Deleting Player/Sprite before Player is safe. Deleting Player before Player/Sprite would leave a dangling reference (or more realistically, the second delete would fail because the node is already gone).

The sort is one line but it’s the kind of thing an agent would miss if you asked it to write the tool from scratch. Wrapping this in godot_batch_delete_nodes means Claude doesn’t have to think about it.

When not to batch

Batch tools are for “I have a list of things to do”. They’re not for “I need to decide what to do based on the result of the first operation”.

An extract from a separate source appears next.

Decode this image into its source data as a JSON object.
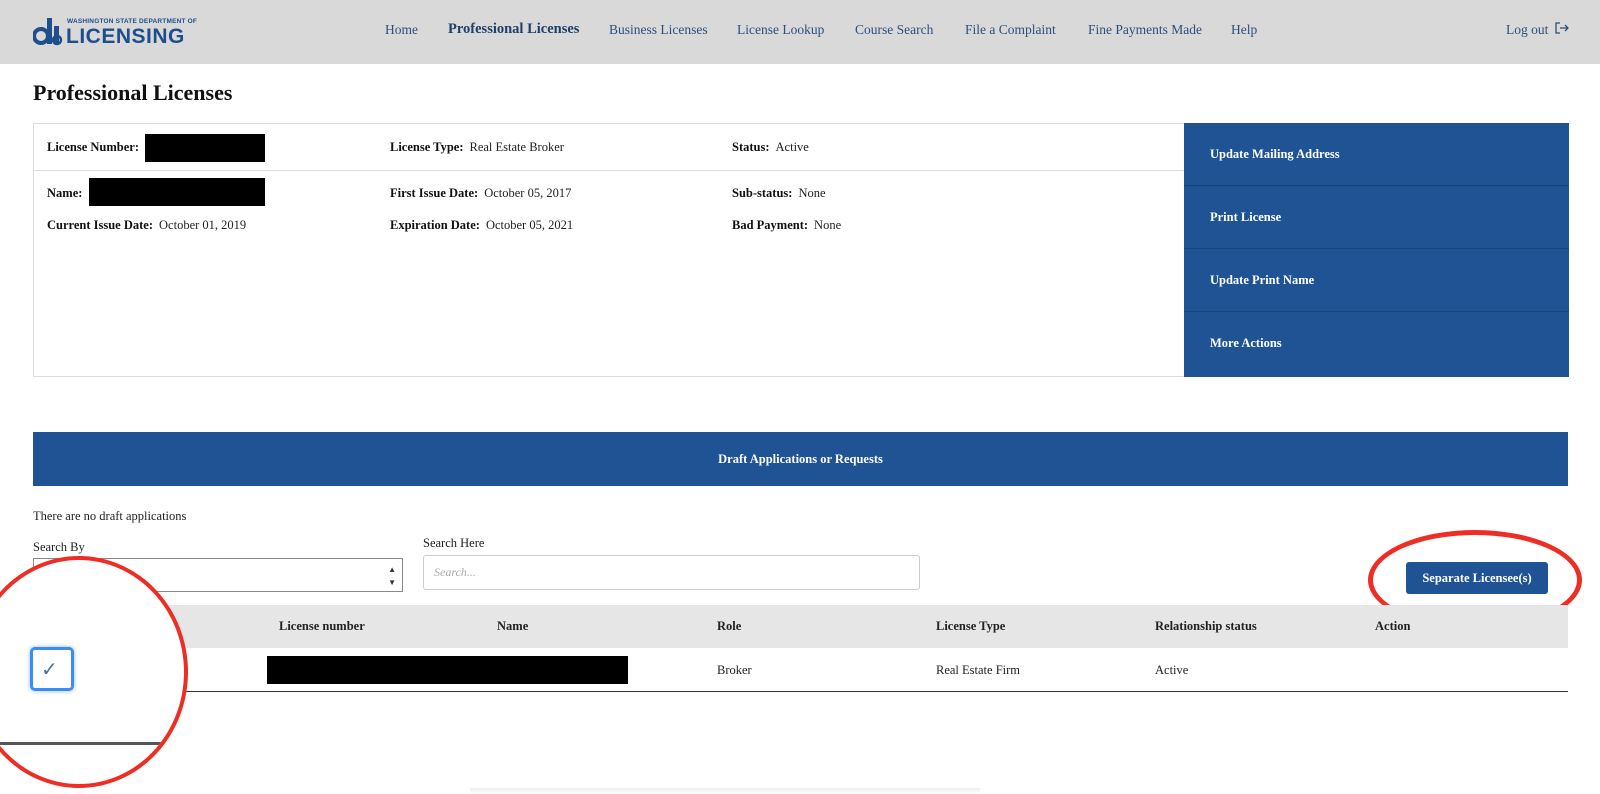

Claude usually picks correctly. If you see it doing chatty calls where a batch would work, prompt it: “batch the node creations into one call”.

The runtime tool bridge

There’s also godot_execute_snippet which isn’t technically a batch tool but serves a similar purpose — run arbitrary GDScript in the editor process. For very complex batch operations where even batch_operations is awkward, writing a GDScript block and calling it as a snippet can be the cleanest path.

This is the “escape hatch above the escape hatch”. Use sparingly — arbitrary code execution has obvious risks, and a well-designed tool call is almost always cleaner than a GDScript string.

The design principle

Every tool call has cost. Optimize for calls that do real work per call. If you find yourself making 50 small calls, there should be a batch tool for that pattern. If there isn’t, the tool set is incomplete.

The batch category exists because “make a grid” is a common ask, “update all these nodes” is a common ask, “clean up this subtree” is a common ask. Each of those should be one tool call, not twenty.